Parishioners in an Albuquerque, N.M., church who witnessed a young man go on a random and deadly knife attack Sunday described a disturbing scene to reporters and officials -- as the suspect revealed he believed the church choir was part of a Freemason conspiracy, according to police.
Witnesses told authorities that the assailant, identified by police as 24-year-old Lawrence Capener, leaped over pews and lunged at members of the choir with a sharp object at the end of morning mass at St. Jude Thaddeus Catholic Church.
Meanwhile, Capener told police he was targeting choir director Adam Alvarez, whom the suspect claims is part of the fraternal organization the Freemasons and is involved in a large-scale conspiracy.
While receiving treatment for a cut to his hand, Capener told medical staffers that the Freemasons "tapped into the radio waves of the church’s microphones to send out their message" and the devil was communicating through the microphone whenever Alvarez sang or spoke, according to police.
After attending mass at St. Jude's for three months, Capener said that on Sunday he had finally "had enough" and had to take action, authorities said.
“The quick action by the parishioners and numerous off-duty public safety personnel clearly prevented a major tragedy,” Albuquerque Police Chief Ray Schultz said in a statement. “We are grateful for the vigilance and bravery of those who undoubtedly put their lives at risk.”
Capener stabbed people at the altar repeatedly, sending four churchgoers to the hospital with non-life threatening injuries, according to authorities.
Brenda Baca, the choir's pianist, told NBC affiliate KOB-TV that the church erupted in chaos as parishioners rushed to shield members of the choir from the attacker.
“People were running. People were screaming,” Baca told KOB-TV. “Men were flocking down to the choir loft trying to protect us. It was unbelievable.”
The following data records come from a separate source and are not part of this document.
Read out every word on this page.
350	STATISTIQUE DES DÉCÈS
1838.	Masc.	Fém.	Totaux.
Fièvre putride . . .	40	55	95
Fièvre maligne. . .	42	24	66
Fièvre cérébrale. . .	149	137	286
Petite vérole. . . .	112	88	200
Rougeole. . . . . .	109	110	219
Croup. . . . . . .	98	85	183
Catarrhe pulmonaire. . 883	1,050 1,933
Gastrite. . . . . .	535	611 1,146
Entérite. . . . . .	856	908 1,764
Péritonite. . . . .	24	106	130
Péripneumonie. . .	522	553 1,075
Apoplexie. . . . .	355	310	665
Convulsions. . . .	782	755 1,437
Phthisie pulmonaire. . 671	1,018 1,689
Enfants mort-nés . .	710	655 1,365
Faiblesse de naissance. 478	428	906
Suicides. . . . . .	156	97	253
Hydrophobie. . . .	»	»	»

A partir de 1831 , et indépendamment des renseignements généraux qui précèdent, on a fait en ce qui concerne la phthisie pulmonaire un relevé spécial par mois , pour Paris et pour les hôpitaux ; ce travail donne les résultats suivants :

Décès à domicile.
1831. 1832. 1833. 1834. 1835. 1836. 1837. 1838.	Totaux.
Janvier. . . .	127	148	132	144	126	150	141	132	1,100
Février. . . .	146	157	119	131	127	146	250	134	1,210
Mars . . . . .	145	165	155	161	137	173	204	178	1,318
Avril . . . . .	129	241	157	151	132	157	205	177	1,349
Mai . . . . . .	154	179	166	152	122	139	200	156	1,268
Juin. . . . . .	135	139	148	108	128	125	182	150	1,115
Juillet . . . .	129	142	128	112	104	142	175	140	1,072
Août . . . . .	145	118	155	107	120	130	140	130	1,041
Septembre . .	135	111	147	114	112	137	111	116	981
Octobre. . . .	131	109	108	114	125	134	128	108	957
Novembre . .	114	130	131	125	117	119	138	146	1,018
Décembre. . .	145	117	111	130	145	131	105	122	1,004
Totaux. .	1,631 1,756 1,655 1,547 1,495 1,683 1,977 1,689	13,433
Parishioners grabbed hold of Capener and pinned him to the floor until police officers arrived at the scene shortly after 12 p.m., according to police spokesperson Tasia Martinez.
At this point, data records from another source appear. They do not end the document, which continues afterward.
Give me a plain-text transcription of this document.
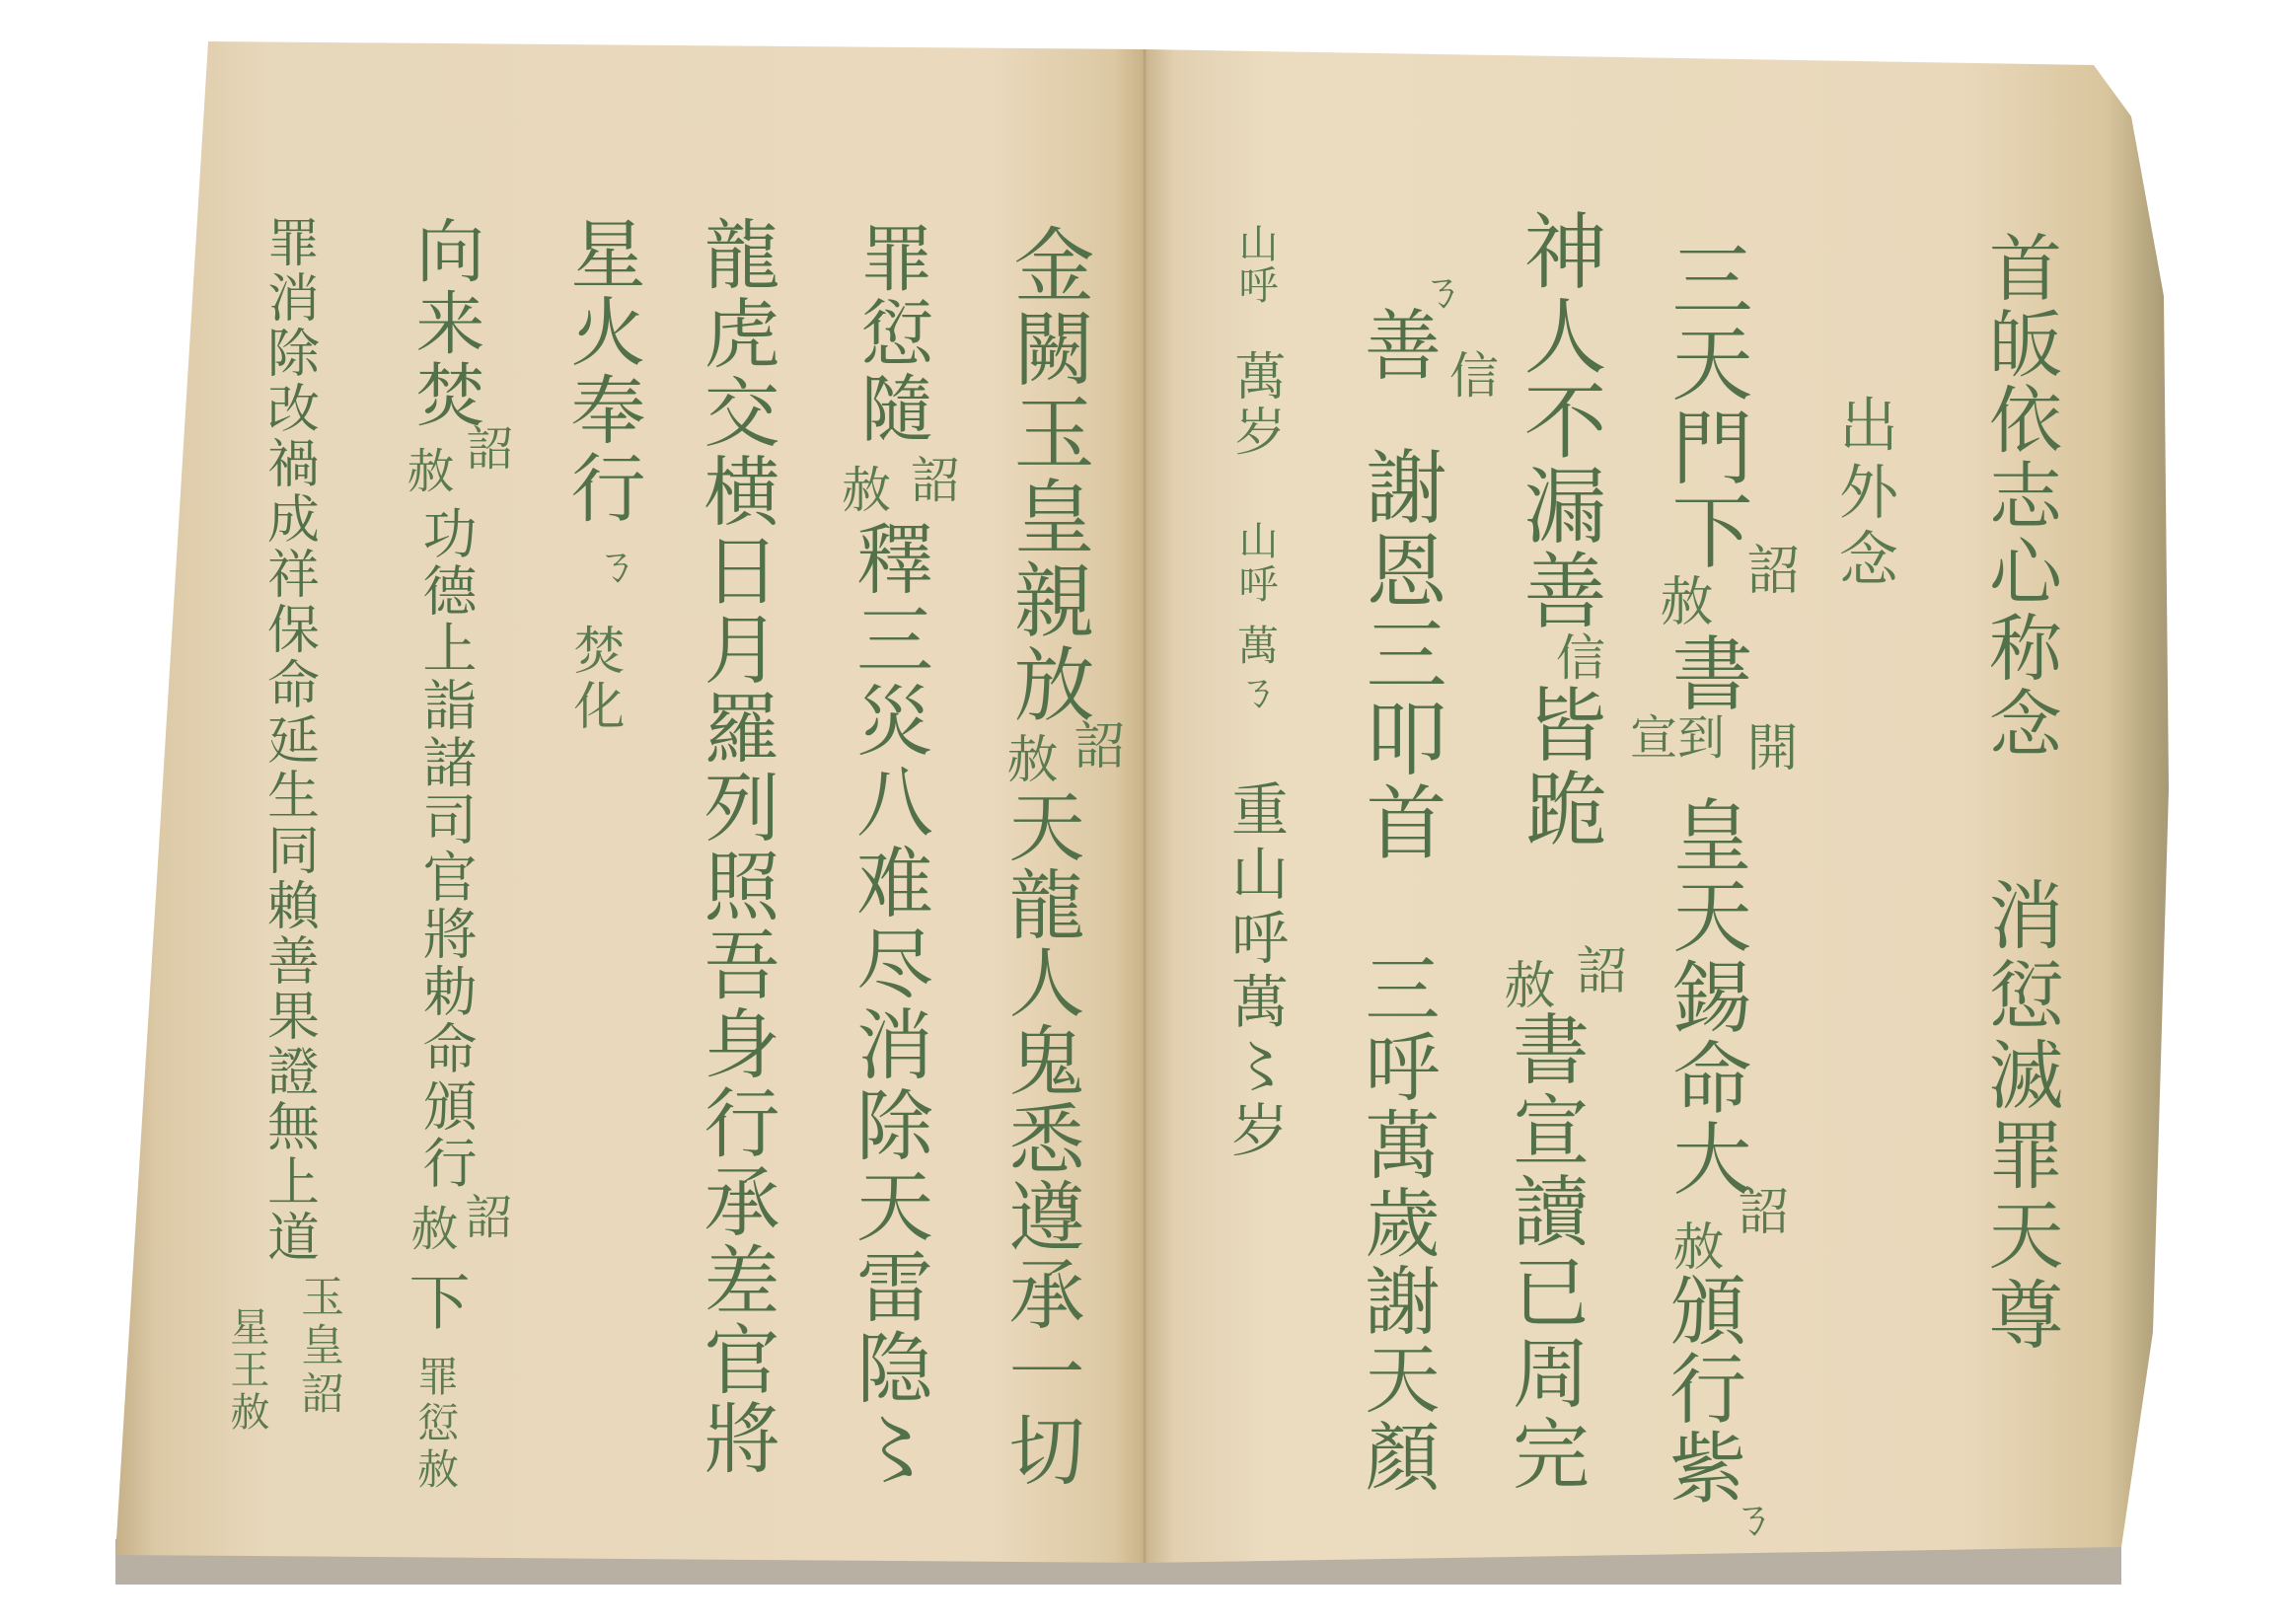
首皈依志心称念
消愆滅罪天尊
出外念
三天門下
詔
赦
書
開
宣到
皇天錫命大
詔
赦
頒行紫
ㄋ
神人不漏善
信
皆跪
詔
赦
書宣讀已周完
ㄋ
善 信
謝恩三叩首
三呼萬歲謝天顏
山呼
萬岁
山呼
萬ㄋ
重山呼萬〻岁
金闕玉皇親放
詔
赦
天龍人鬼悉遵承一切
罪愆隨
詔
赦
釋三災八难尽消除天雷隐〻
龍虎交横日月羅列照吾身行承差官將
星火奉行
ㄋ
焚化
向来焚
詔
赦
功德上詣諸司官將勅命頒行
詔
赦
下
罪愆赦
罪消除改禍成祥保命延生同賴善果證無上道
玉皇詔
星王赦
Four parishioners were wounded in the attack, including choir director Adam Alvarez and flutist Gerald Madrid. All the victims are in stable condition.
Madrid, who spoke to KOB-TV from his hospital bed late Sunday, said he "instinctively" charged at Capener during the rampage.
“I instinctively dropped my flute and I rushed the guy,” Madrid told the station. “I rushed him. I never saw a knife, but I just rushed him. I bear-hugged him. We were chest on chest … I had just my arms around his chest, so his arms were free, so that’s when he started stabbing me.”
Madrid said he initially thought the suspect was simply punching him. But when other parishioners lunged at Capener, Madrid discovered that he had been stabbed five times -- including once just inches from his spine.
“I was fading in and out. I really thought I was going to die. But if I’m going to die there’s no other place I’d rather be at than my church,” Madrid told the station.
Capener was booked late Sunday on three counts of aggravated battery and ordered held on $75,000 bail, according to The Associated Press.
Valerie Schalow, who attended services with her family, told KOB-TV that her husband thought “something was wrong” with Capener after he shook his hand earlier in the service.
“His hands were so clammy and wet,” Schalow told the station. “My husband went and washed his hands and I couldn’t understand why he went. But later on, he told me that he knew something was wrong with this guy.”